Rayne Hall writes excellent Horror and Dark Fantasy… and her ability to craft deliciously evil villains accounts for many of the shivers she delivers. In Writing About Villains, in her usual no-nonsense style, she uses Archetypes to explain the motives of different kinds of archetypal villains. Then she explains exactly how to individualize and flesh out your villain, so he or she is more than a stereotype.
She explains what descriptive details about villains activate the most primitive, subconscious parts of our brains, instinctively making us fear the villains… even without realizing why. In fact, Rayne Hall cautions against overusing, or exaggerating certain details because they’ve become so cliche, the attempt to “villainize” a character will be too obvious. Instead, she explains more subtle alternatives that will chill the reader but not smack of a cackling melodrama villain.
This month, look out for Rayne Hall’s guest posts on Writing Craft, where she’ll share some excerpts form her book Writing About Villains with us.
Buy Writing About Villains by Rayne Hall.
In the old melodramas, you had a simple dynamic: Villain vs. Good Guy. Generally, all the characters were pretty flat. Sometimes, however, the villains came off seeming… well, just a bit more awesome. They often seemed smarter than the purported Hero, had a better sense of humor, and sometimes even seemed to be fighting for a more appealing cause.
If your villain is more appealing than your hero, that’s a problem. There are three ways to deal with it:
1. Make your hero more rounded and realistic and likable…not perfect. One of the popular ways to do this (especially in Urban Fantasy and Young Adult) is make your Hero or Heroine a “monster” — a vampire, a shapeshifter, a zombie or some other traditional “villain” of the genre, but endowed with all the attributes of a Good Guy: compassion, nobility, intelligence, humor and attractiveness. In the original fairytale The Snow Queen, the enchantress with the power to turn summer to winter was a villainess, but in Frozen, she became Elsa, an extremely appealing co-heroine. (The true antagonistic force in the fairy tale was a mirror that caused whoever to look into it to see the worst in others; an interesting version of this appeared in Once Upon A Time.)

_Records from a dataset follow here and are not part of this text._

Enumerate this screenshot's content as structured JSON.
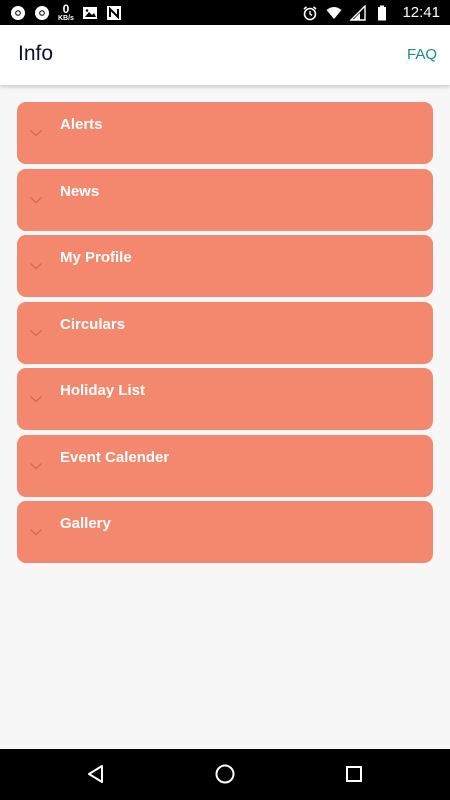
{
  "status_bar": {
    "left_icons": [
      "chrome-icon",
      "chrome-icon",
      "image-icon",
      "n-icon"
    ],
    "net_speed_value": "0",
    "net_speed_unit": "KB/s",
    "right_icons": [
      "alarm-icon",
      "wifi-icon",
      "signal-icon",
      "battery-icon"
    ],
    "time": "12:41"
  },
  "app_bar": {
    "title": "Info",
    "faq_label": "FAQ"
  },
  "menu": {
    "items": [
      {
        "label": "Alerts"
      },
      {
        "label": "News"
      },
      {
        "label": "My Profile"
      },
      {
        "label": "Circulars"
      },
      {
        "label": "Holiday List"
      },
      {
        "label": "Event Calender"
      },
      {
        "label": "Gallery"
      }
    ]
  },
  "nav_bar": {
    "buttons": [
      "back-icon",
      "home-icon",
      "recents-icon"
    ]
  },
  "colors": {
    "accent_card": "#f4886f",
    "faq_link": "#1a8a8f",
    "title_text": "#0f0f2e",
    "page_background": "#f7f7f7"
  }
}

2. Make your hero not just more rounded, but more flawed — to the point he’s almost a villain, or maybe even was a villain in the past, but is struggling to redeem himself. This is the Flawed Hero or the Anti-Hero. In Noir Fiction, Urban Fantasy and much of current Epic Fantasy, the Flawed Hero or even Anti-Hero is more popular than the traditional Good Guy. In recent Disney re-imaginings, such as Maleficent and Once Upon A Time, villains are given a chance at redemption.
3. Tell the story from the Villain’s point of view. This was the approach taken in literary fantasies Wicked and Grendel. It’s also the approach in many “post-modern” epic fantasies.
All of these approaches have something in common. They highlight certain similarities between villains and heroes. But–note–it’s not the same thing to show that a Monster need not be monstrous (the first approach) as to say that a person or creature who has done evil can be redeemed (the second approach). And the third approach is different as well…. It is saying, not only is this Monster not “evil,” but the very values we associate with Good and Evil must be called into question. Or don’t exist at all.
One thing that’s important is to recognize what kind of monster your hero is going to be. Is he simply misunderstood? Does he do questionable or even downright evil things–like the serial killer Dexter–but only to schmucks even more vile than he? Or are you calling into question another concept of Good and Evil by asking if we should accept it at face value, the way that The Dark Materials trilogy challenged the values of the Narnia series?